Monocyte phenotype as a predictive marker for wound healing in diabetes-related foot ulcers.

AIMS

Delayed healing of diabetes-related foot ulcers (DRFUs) is associated with increased macrophage and matrix metalloproteinases (MMPs) at the wound site. Whether circulating monocyte phenotype and/or MMPs are altered in association with wound healing outcome is unknown, and was investigated in this study.

METHODS

Blood was obtained from 21 participants with DRFU, at initial visit (V1), week-4 (V2), and week-8 (V3) for measurement of monocyte number (CD14), phenotype (CD16, CD163) and chemokine receptors (CCRs) by flow cytometry, and circulating MMPs and TIMP-1 by ELISA.

RESULTS

Six wounds healed during the study. At V1, non-classical CD16 monocytes and MMP-3 were higher in healed vs unhealed (both p < 0.05). At V3, the increased %CD16 persisted and %CCR2 was decreased in healed, but no other monocyte markers nor MMP/TIMP differed between groups.
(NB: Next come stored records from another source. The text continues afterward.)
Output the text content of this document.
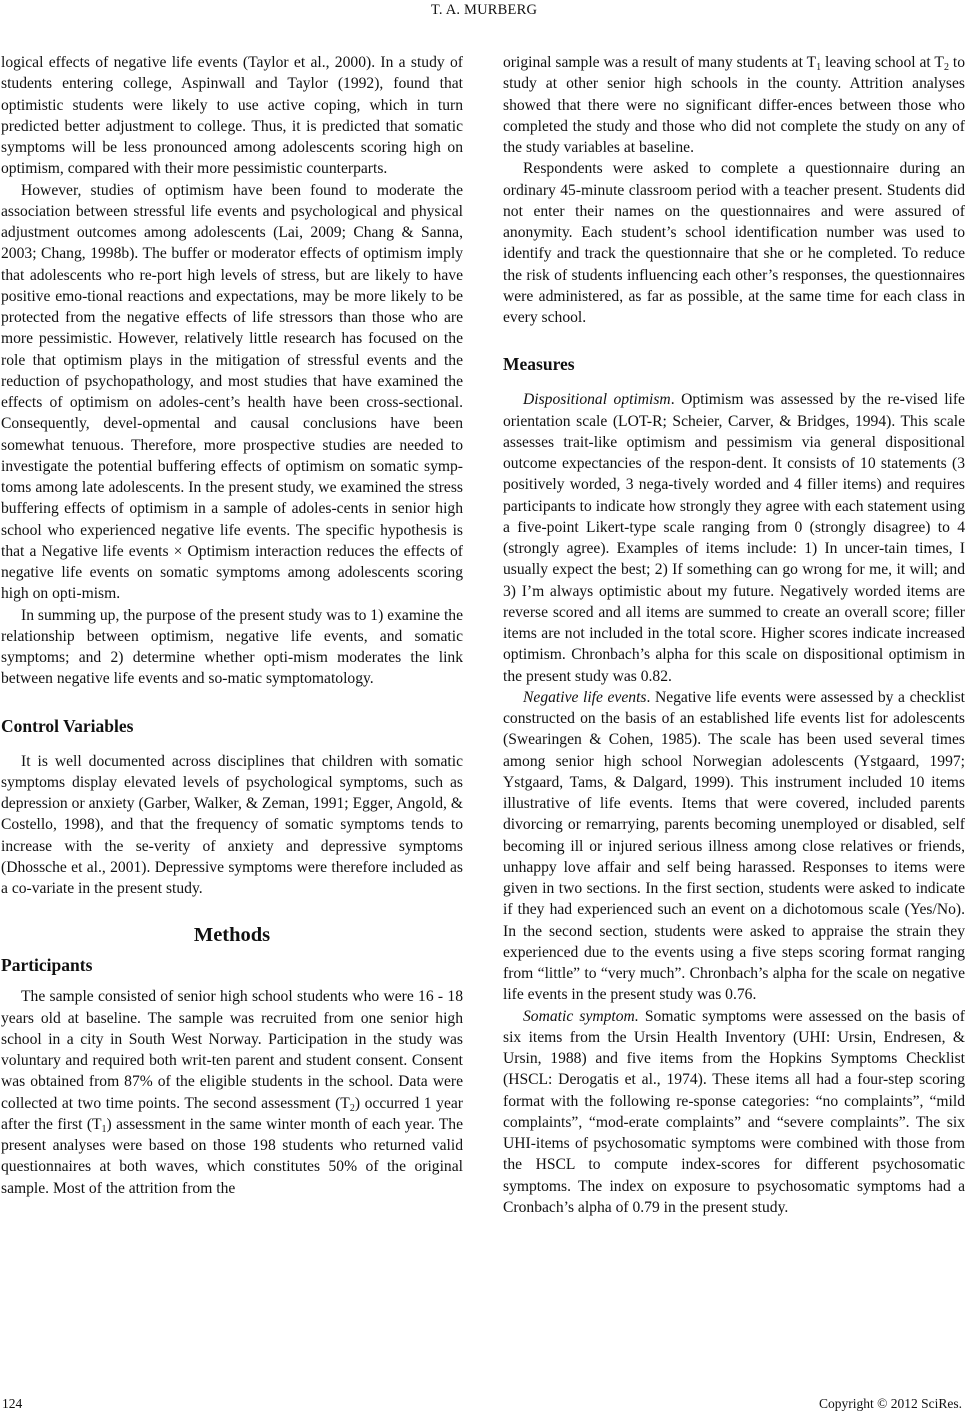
T. A. MURBERG

logical effects of negative life events (Taylor et al., 2000). In a study of students entering college, Aspinwall and Taylor (1992), found that optimistic students were likely to use active coping, which in turn predicted better adjustment to college. Thus, it is predicted that somatic symptoms will be less pronounced among adolescents scoring high on optimism, compared with their more pessimistic counterparts.

However, studies of optimism have been found to moderate the association between stressful life events and psychological and physical adjustment outcomes among adolescents (Lai, 2009; Chang & Sanna, 2003; Chang, 1998b). The buffer or moderator effects of optimism imply that adolescents who re-port high levels of stress, but are likely to have positive emo-tional reactions and expectations, may be more likely to be protected from the negative effects of life stressors than those who are more pessimistic. However, relatively little research has focused on the role that optimism plays in the mitigation of stressful events and the reduction of psychopathology, and most studies that have examined the effects of optimism on adoles-cent’s health have been cross-sectional. Consequently, devel-opmental and causal conclusions have been somewhat tenuous. Therefore, more prospective studies are needed to investigate the potential buffering effects of optimism on somatic symp-toms among late adolescents. In the present study, we examined the stress buffering effects of optimism in a sample of adoles-cents in senior high school who experienced negative life events. The specific hypothesis is that a Negative life events × Optimism interaction reduces the effects of negative life events on somatic symptoms among adolescents scoring high on opti-mism.

In summing up, the purpose of the present study was to 1) examine the relationship between optimism, negative life events, and somatic symptoms; and 2) determine whether opti-mism moderates the link between negative life events and so-matic symptomatology.

Control Variables

It is well documented across disciplines that children with somatic symptoms display elevated levels of psychological symptoms, such as depression or anxiety (Garber, Walker, & Zeman, 1991; Egger, Angold, & Costello, 1998), and that the frequency of somatic symptoms tends to increase with the se-verity of anxiety and depressive symptoms (Dhossche et al., 2001). Depressive symptoms were therefore included as a co-variate in the present study.

Methods
Participants

The sample consisted of senior high school students who were 16 - 18 years old at baseline. The sample was recruited from one senior high school in a city in South West Norway. Participation in the study was voluntary and required both writ-ten parent and student consent. Consent was obtained from 87% of the eligible students in the school. Data were collected at two time points. The second assessment $(T_2)$ occurred 1 year after the first $(T_1)$ assessment in the same winter month of each year. The present analyses were based on those 198 students who returned valid questionnaires at both waves, which constitutes 50% of the original sample. Most of the attrition from the

original sample was a result of many students at $T_1$ leaving school at $T_2$ to study at other senior high schools in the county. Attrition analyses showed that there were no significant differ-ences between those who completed the study and those who did not complete the study on any of the study variables at baseline.

Respondents were asked to complete a questionnaire during an ordinary 45-minute classroom period with a teacher present. Students did not enter their names on the questionnaires and were assured of anonymity. Each student’s school identification number was used to identify and track the questionnaire that she or he completed. To reduce the risk of students influencing each other’s responses, the questionnaires were administered, as far as possible, at the same time for each class in every school.

Measures

Dispositional optimism. Optimism was assessed by the re-vised life orientation scale (LOT-R; Scheier, Carver, & Bridges, 1994). This scale assesses trait-like optimism and pessimism via general dispositional outcome expectancies of the respon-dent. It consists of 10 statements (3 positively worded, 3 nega-tively worded and 4 filler items) and requires participants to indicate how strongly they agree with each statement using a five-point Likert-type scale ranging from 0 (strongly disagree) to 4 (strongly agree). Examples of items include: 1) In uncer-tain times, I usually expect the best; 2) If something can go wrong for me, it will; and 3) I’m always optimistic about my future. Negatively worded items are reverse scored and all items are summed to create an overall score; filler items are not included in the total score. Higher scores indicate increased optimism. Chronbach’s alpha for this scale on dispositional optimism in the present study was 0.82.

Negative life events. Negative life events were assessed by a checklist constructed on the basis of an established life events list for adolescents (Swearingen & Cohen, 1985). The scale has been used several times among senior high school Norwegian adolescents (Ystgaard, 1997; Ystgaard, Tams, & Dalgard, 1999). This instrument included 10 items illustrative of life events. Items that were covered, included parents divorcing or remarrying, parents becoming unemployed or disabled, self becoming ill or injured serious illness among close relatives or friends, unhappy love affair and self being harassed. Responses to items were given in two sections. In the first section, students were asked to indicate if they had experienced such an event on a dichotomous scale (Yes/No). In the second section, students were asked to appraise the strain they experienced due to the events using a five steps scoring format ranging from “little” to “very much”. Chronbach’s alpha for the scale on negative life events in the present study was 0.76.

Somatic symptom. Somatic symptoms were assessed on the basis of six items from the Ursin Health Inventory (UHI: Ursin, Endresen, & Ursin, 1988) and five items from the Hopkins Symptoms Checklist (HSCL: Derogatis et al., 1974). These items all had a four-step scoring format with the following re-sponse categories: “no complaints”, “mild complaints”, “mod-erate complaints” and “severe complaints”. The six UHI-items of psychosomatic symptoms were combined with those from the HSCL to compute index-scores for different psychosomatic symptoms. The index on exposure to psychosomatic symptoms had a Cronbach’s alpha of 0.79 in the present study.

124	Copyright © 2012 SciRes.
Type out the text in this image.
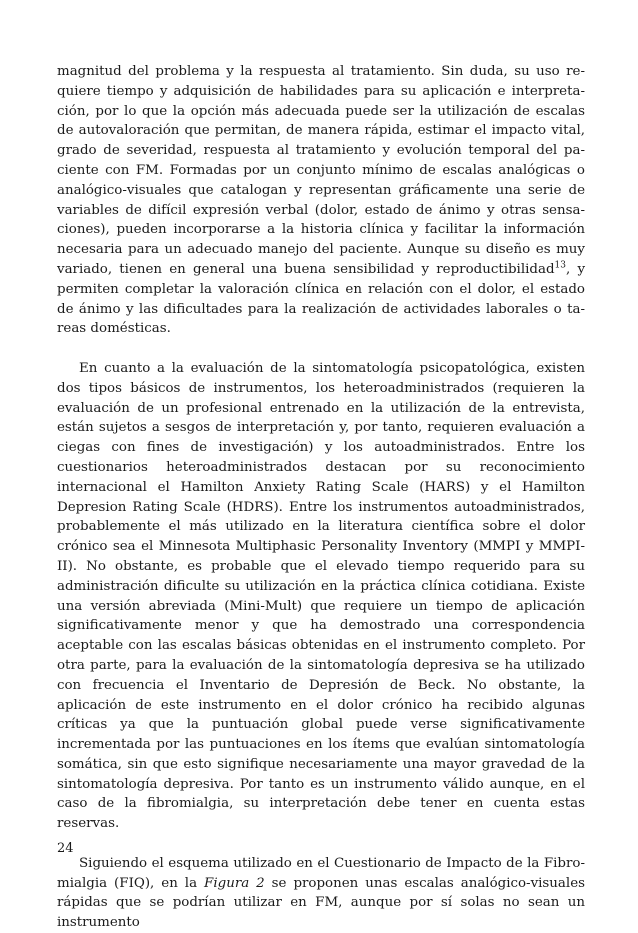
magnitud del problema y la respuesta al tratamiento. Sin duda, su uso requiere tiempo y adquisición de habilidades para su aplicación e interpretación, por lo que la opción más adecuada puede ser la utilización de escalas de autovaloración que permitan, de manera rápida, estimar el impacto vital, grado de severidad, respuesta al tratamiento y evolución temporal del paciente con FM. Formadas por un conjunto mínimo de escalas analógicas o analógico-visuales que catalogan y representan gráficamente una serie de variables de difícil expresión verbal (dolor, estado de ánimo y otras sensaciones), pueden incorporarse a la historia clínica y facilitar la información necesaria para un adecuado manejo del paciente. Aunque su diseño es muy variado, tienen en general una buena sensibilidad y reproductibilidad$^{13}$, y permiten completar la valoración clínica en relación con el dolor, el estado de ánimo y las dificultades para la realización de actividades laborales o tareas domésticas.

En cuanto a la evaluación de la sintomatología psicopatológica, existen dos tipos básicos de instrumentos, los heteroadministrados (requieren la evaluación de un profesional entrenado en la utilización de la entrevista, están sujetos a sesgos de interpretación y, por tanto, requieren evaluación a ciegas con fines de investigación) y los autoadministrados. Entre los cuestionarios heteroadministrados destacan por su reconocimiento internacional el Hamilton Anxiety Rating Scale (HARS) y el Hamilton Depresion Rating Scale (HDRS). Entre los instrumentos autoadministrados, probablemente el más utilizado en la literatura científica sobre el dolor crónico sea el Minnesota Multiphasic Personality Inventory (MMPI y MMPI-II). No obstante, es probable que el elevado tiempo requerido para su administración dificulte su utilización en la práctica clínica cotidiana. Existe una versión abreviada (Mini-Mult) que requiere un tiempo de aplicación significativamente menor y que ha demostrado una correspondencia aceptable con las escalas básicas obtenidas en el instrumento completo. Por otra parte, para la evaluación de la sintomatología depresiva se ha utilizado con frecuencia el Inventario de Depresión de Beck. No obstante, la aplicación de este instrumento en el dolor crónico ha recibido algunas críticas ya que la puntuación global puede verse significativamente incrementada por las puntuaciones en los ítems que evalúan sintomatología somática, sin que esto signifique necesariamente una mayor gravedad de la sintomatología depresiva. Por tanto es un instrumento válido aunque, en el caso de la fibromialgia, su interpretación debe tener en cuenta estas reservas.

Siguiendo el esquema utilizado en el Cuestionario de Impacto de la Fibromialgia (FIQ), en la Figura 2 se proponen unas escalas analógico-visuales rápidas que se podrían utilizar en FM, aunque por sí solas no sean un instrumento

24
Increased wound closure rate (WCR) at V3 correlated with increased %CD16 monocytes and decreased MMP-2 at V1 or V1 + V2. Receiver operating characteristic (ROC) curves yielded an area-under-the-curve of %CD16 at V1 of 0.78 to predict ulcer healing at V3.

CONCLUSIONS

These results indicate that circulating monocyte phenotype and MMPs alter as DRFUs heal. The relationship of %CD16 monocytes with WCR and ROC curve suggest a predictive role of %CD16 monocytes for ulcer healing.